Pensare che la carne coltivata sia la soluzione all’impatto ambientale degli allevamenti intensivi senza considerare tutti gli altri aspetti legati alla sua produzione come ad esempio il terreno utilizzato per costruire le aziende produttrici (migliaia di km2 di terra incementata), il consumo energetico, il costo in denaro, e tutto il resto che non sappiamo, è paradossale. Ma oltre a questo, quale sarà l’impatto sulla salute dell’uomo?
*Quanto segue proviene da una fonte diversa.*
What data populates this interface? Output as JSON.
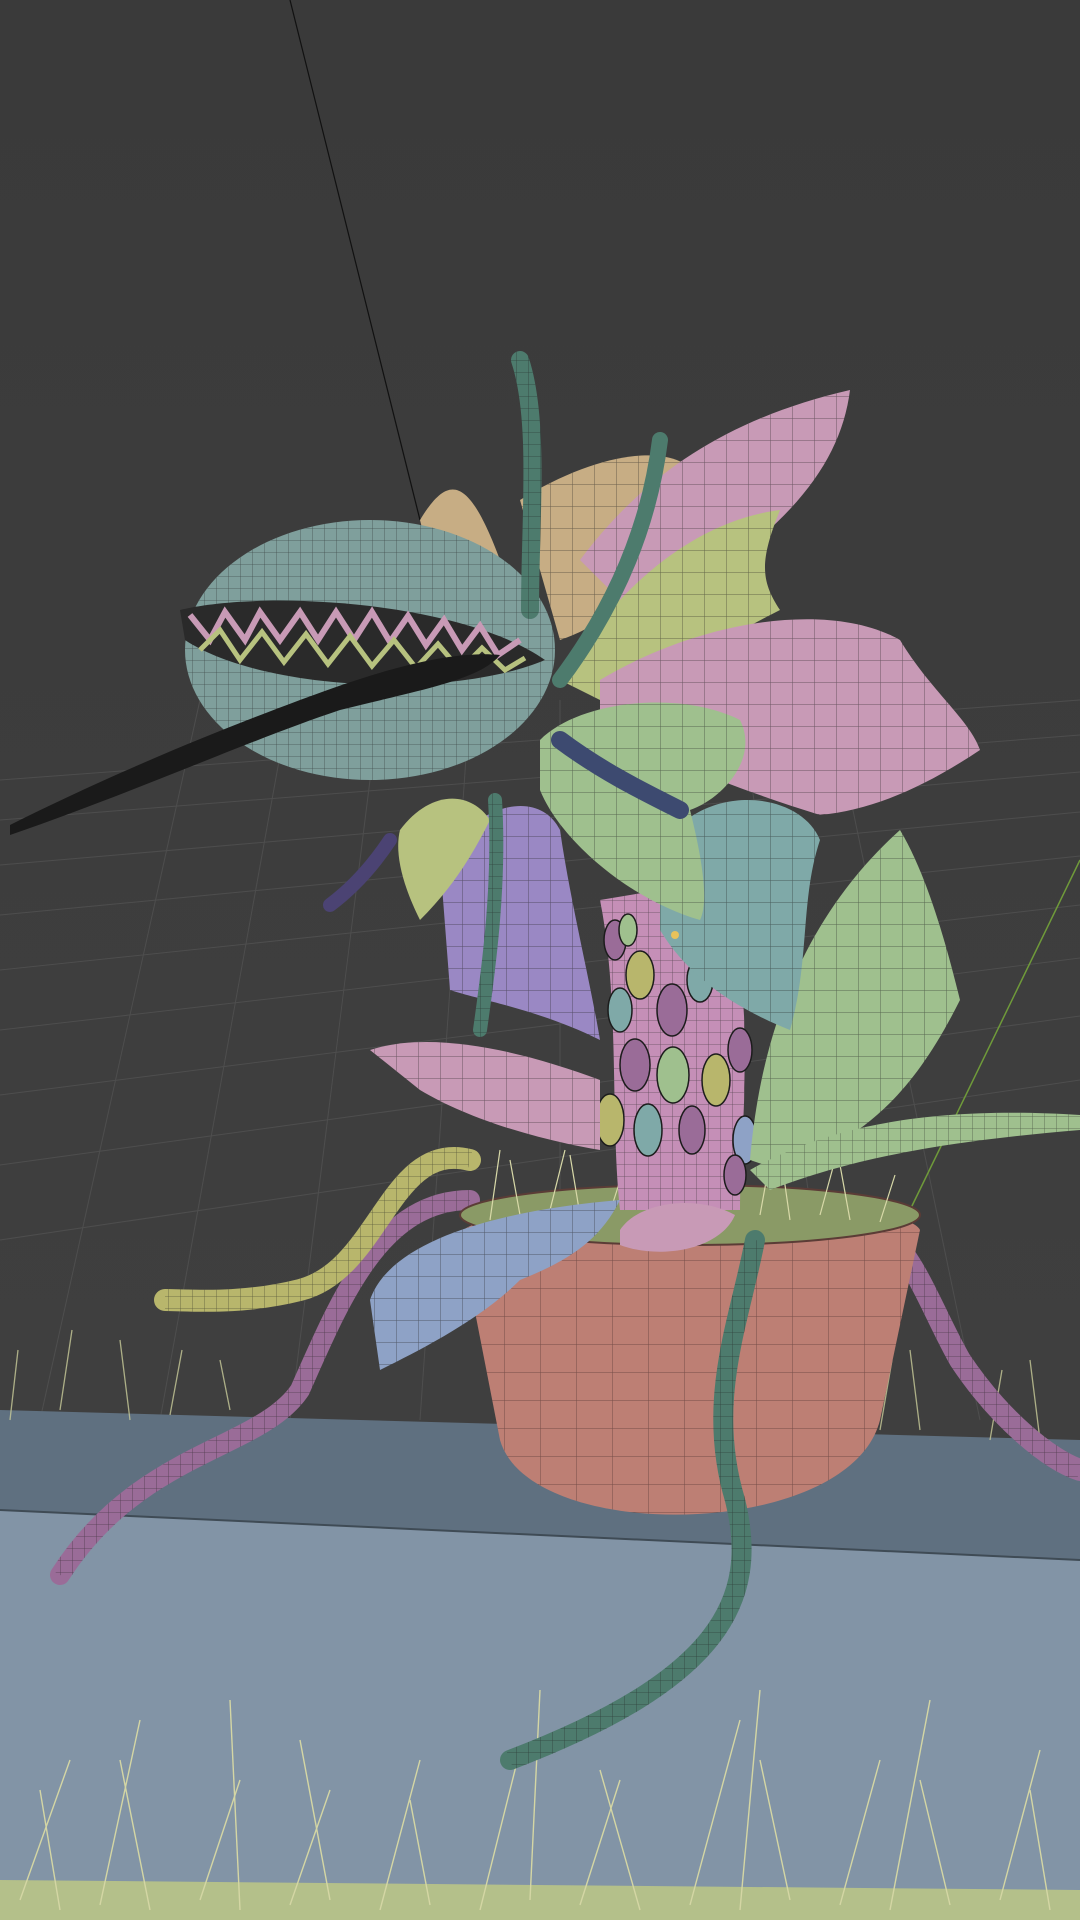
{
  "viewport": {
    "mode": "wireframe-overlay",
    "background_color": "#3d3d3d",
    "grid_line_color": "#545454",
    "shadow_catcher_color": "#8294a6",
    "ledge_color": "#5f7080",
    "ground_strip_color": "#b4c08a"
  },
  "scene_objects": [
    {
      "name": "pot",
      "color": "#bd7f74"
    },
    {
      "name": "head",
      "color": "#7f9f9c"
    },
    {
      "name": "tongue",
      "color": "#1a1a1a"
    },
    {
      "name": "stem",
      "color": "#c58fb7"
    },
    {
      "name": "leaf-pink",
      "color": "#c89ab6"
    },
    {
      "name": "leaf-green",
      "color": "#9fc08e"
    },
    {
      "name": "leaf-yellow",
      "color": "#b7c27f"
    },
    {
      "name": "leaf-purple",
      "color": "#9a88c4"
    },
    {
      "name": "leaf-teal",
      "color": "#7fa9a8"
    },
    {
      "name": "leaf-blue",
      "color": "#8ea2c6"
    },
    {
      "name": "leaf-orange",
      "color": "#c7ad84"
    },
    {
      "name": "vine-purple",
      "color": "#9a6c98"
    },
    {
      "name": "vine-green",
      "color": "#4d7b6d"
    },
    {
      "name": "vine-yellow",
      "color": "#b8b66c"
    },
    {
      "name": "grass",
      "color": "#c9cc9a"
    }
  ]
}
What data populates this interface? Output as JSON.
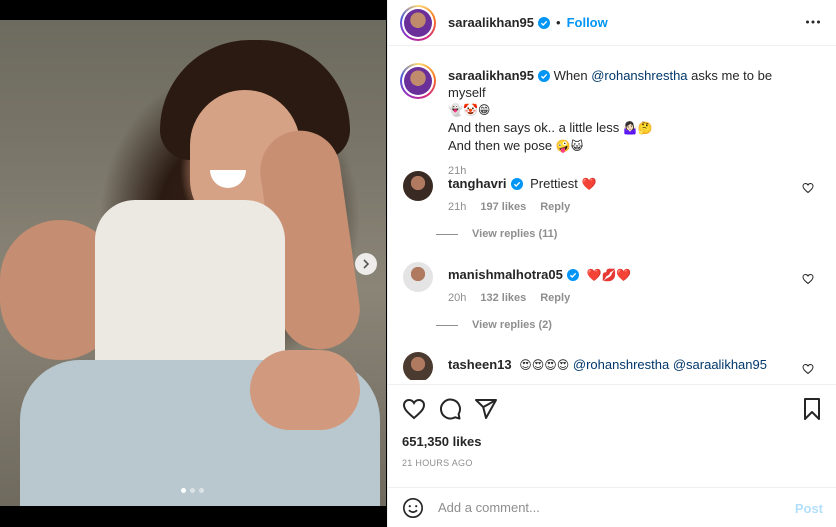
{
  "header": {
    "username": "saraalikhan95",
    "separator": "•",
    "follow_label": "Follow",
    "more_icon": "more-horizontal-icon"
  },
  "caption": {
    "username": "saraalikhan95",
    "text_prefix": "When ",
    "mention": "@rohanshrestha",
    "text_suffix": " asks me to be myself",
    "line1_emojis": "👻🤡😁",
    "line2": "And then says ok.. a little less",
    "line2_emojis": "🤷🏻‍♀️🤔",
    "line3": "And then we pose",
    "line3_emojis": "🤪😺",
    "time": "21h"
  },
  "comments": [
    {
      "username": "tanghavri",
      "text": "Prettiest",
      "emojis": "❤️",
      "time": "21h",
      "likes": "197 likes",
      "reply_label": "Reply",
      "view_replies": "View replies (11)"
    },
    {
      "username": "manishmalhotra05",
      "text": "",
      "emojis": "❤️💋❤️",
      "time": "20h",
      "likes": "132 likes",
      "reply_label": "Reply",
      "view_replies": "View replies (2)"
    },
    {
      "username": "tasheen13",
      "emojis": "😍😍😍😍",
      "mention1": "@rohanshrestha",
      "mention2": "@saraalikhan95"
    }
  ],
  "likes": "651,350 likes",
  "timestamp": "21 HOURS AGO",
  "add_comment": {
    "placeholder": "Add a comment...",
    "post_label": "Post"
  },
  "carousel": {
    "current": 1,
    "total": 3
  },
  "colors": {
    "accent": "#0095f6",
    "post_disabled": "#b2dffc",
    "verified": "#0095f6",
    "heart": "#ed4956"
  }
}
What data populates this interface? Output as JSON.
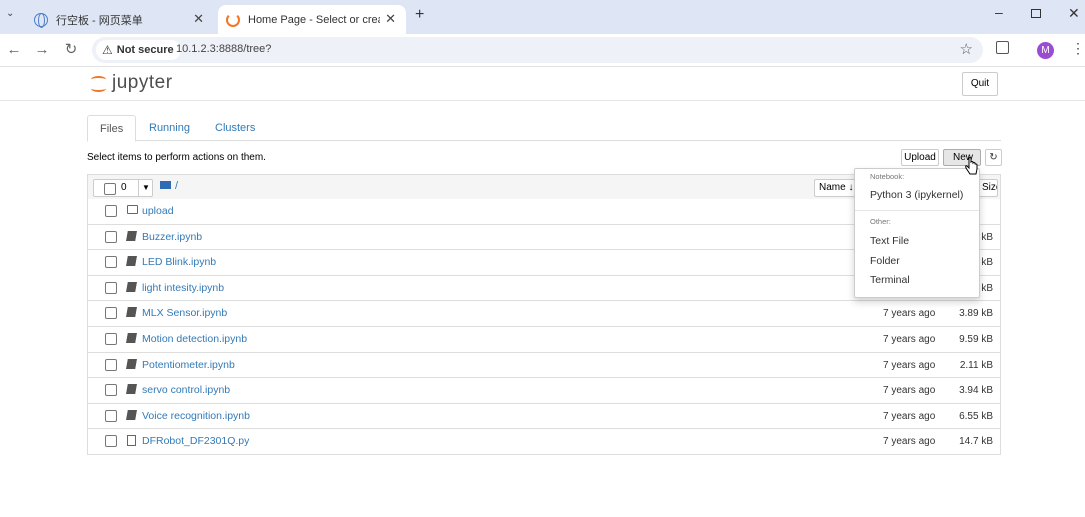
{
  "browser": {
    "tabs": [
      {
        "title": "行空板 - 网页菜单",
        "icon": "globe-icon"
      },
      {
        "title": "Home Page - Select or create a",
        "icon": "loading-spinner-icon"
      }
    ],
    "new_tab": "+",
    "security_label": "Not secure",
    "url": "10.1.2.3:8888/tree?",
    "profile_initial": "M"
  },
  "app": {
    "logo_text": "jupyter",
    "quit_label": "Quit",
    "tabs": [
      {
        "label": "Files"
      },
      {
        "label": "Running"
      },
      {
        "label": "Clusters"
      }
    ],
    "hint": "Select items to perform actions on them.",
    "upload_label": "Upload",
    "new_label": "New",
    "refresh_icon": "refresh-icon",
    "selected_count": "0",
    "breadcrumb": "/",
    "name_header": "Name",
    "size_header": "Size"
  },
  "files": [
    {
      "name": "upload",
      "type": "folder",
      "modified": "",
      "size": ""
    },
    {
      "name": "Buzzer.ipynb",
      "type": "notebook",
      "modified": "",
      "size": "kB"
    },
    {
      "name": "LED Blink.ipynb",
      "type": "notebook",
      "modified": "",
      "size": "kB"
    },
    {
      "name": "light intesity.ipynb",
      "type": "notebook",
      "modified": "",
      "size": "kB"
    },
    {
      "name": "MLX Sensor.ipynb",
      "type": "notebook",
      "modified": "7 years ago",
      "size": "3.89 kB"
    },
    {
      "name": "Motion detection.ipynb",
      "type": "notebook",
      "modified": "7 years ago",
      "size": "9.59 kB"
    },
    {
      "name": "Potentiometer.ipynb",
      "type": "notebook",
      "modified": "7 years ago",
      "size": "2.11 kB"
    },
    {
      "name": "servo control.ipynb",
      "type": "notebook",
      "modified": "7 years ago",
      "size": "3.94 kB"
    },
    {
      "name": "Voice recognition.ipynb",
      "type": "notebook",
      "modified": "7 years ago",
      "size": "6.55 kB"
    },
    {
      "name": "DFRobot_DF2301Q.py",
      "type": "file",
      "modified": "7 years ago",
      "size": "14.7 kB"
    }
  ],
  "new_menu": {
    "notebook_header": "Notebook:",
    "python_kernel": "Python 3 (ipykernel)",
    "other_header": "Other:",
    "text_file": "Text File",
    "folder": "Folder",
    "terminal": "Terminal"
  }
}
Dove sono gli studi che hanno rilevato che non sussistono pericoli?

Riflessione 2

Alla luce di questo articolo, leggendolo tutto, mi sorge spontanea una domanda:”tutte le informazioni che divulgano su social, TV, giornali, ecc., quanto corrispondono alla realtà dei fatti?

Per risolvere questo problema, e qualsiasi altro problema, basterebbe una  dose di buon senso e di buona volontà per collaborare tutti insieme, mettendo da parte l’ego personale. Sarà possibile?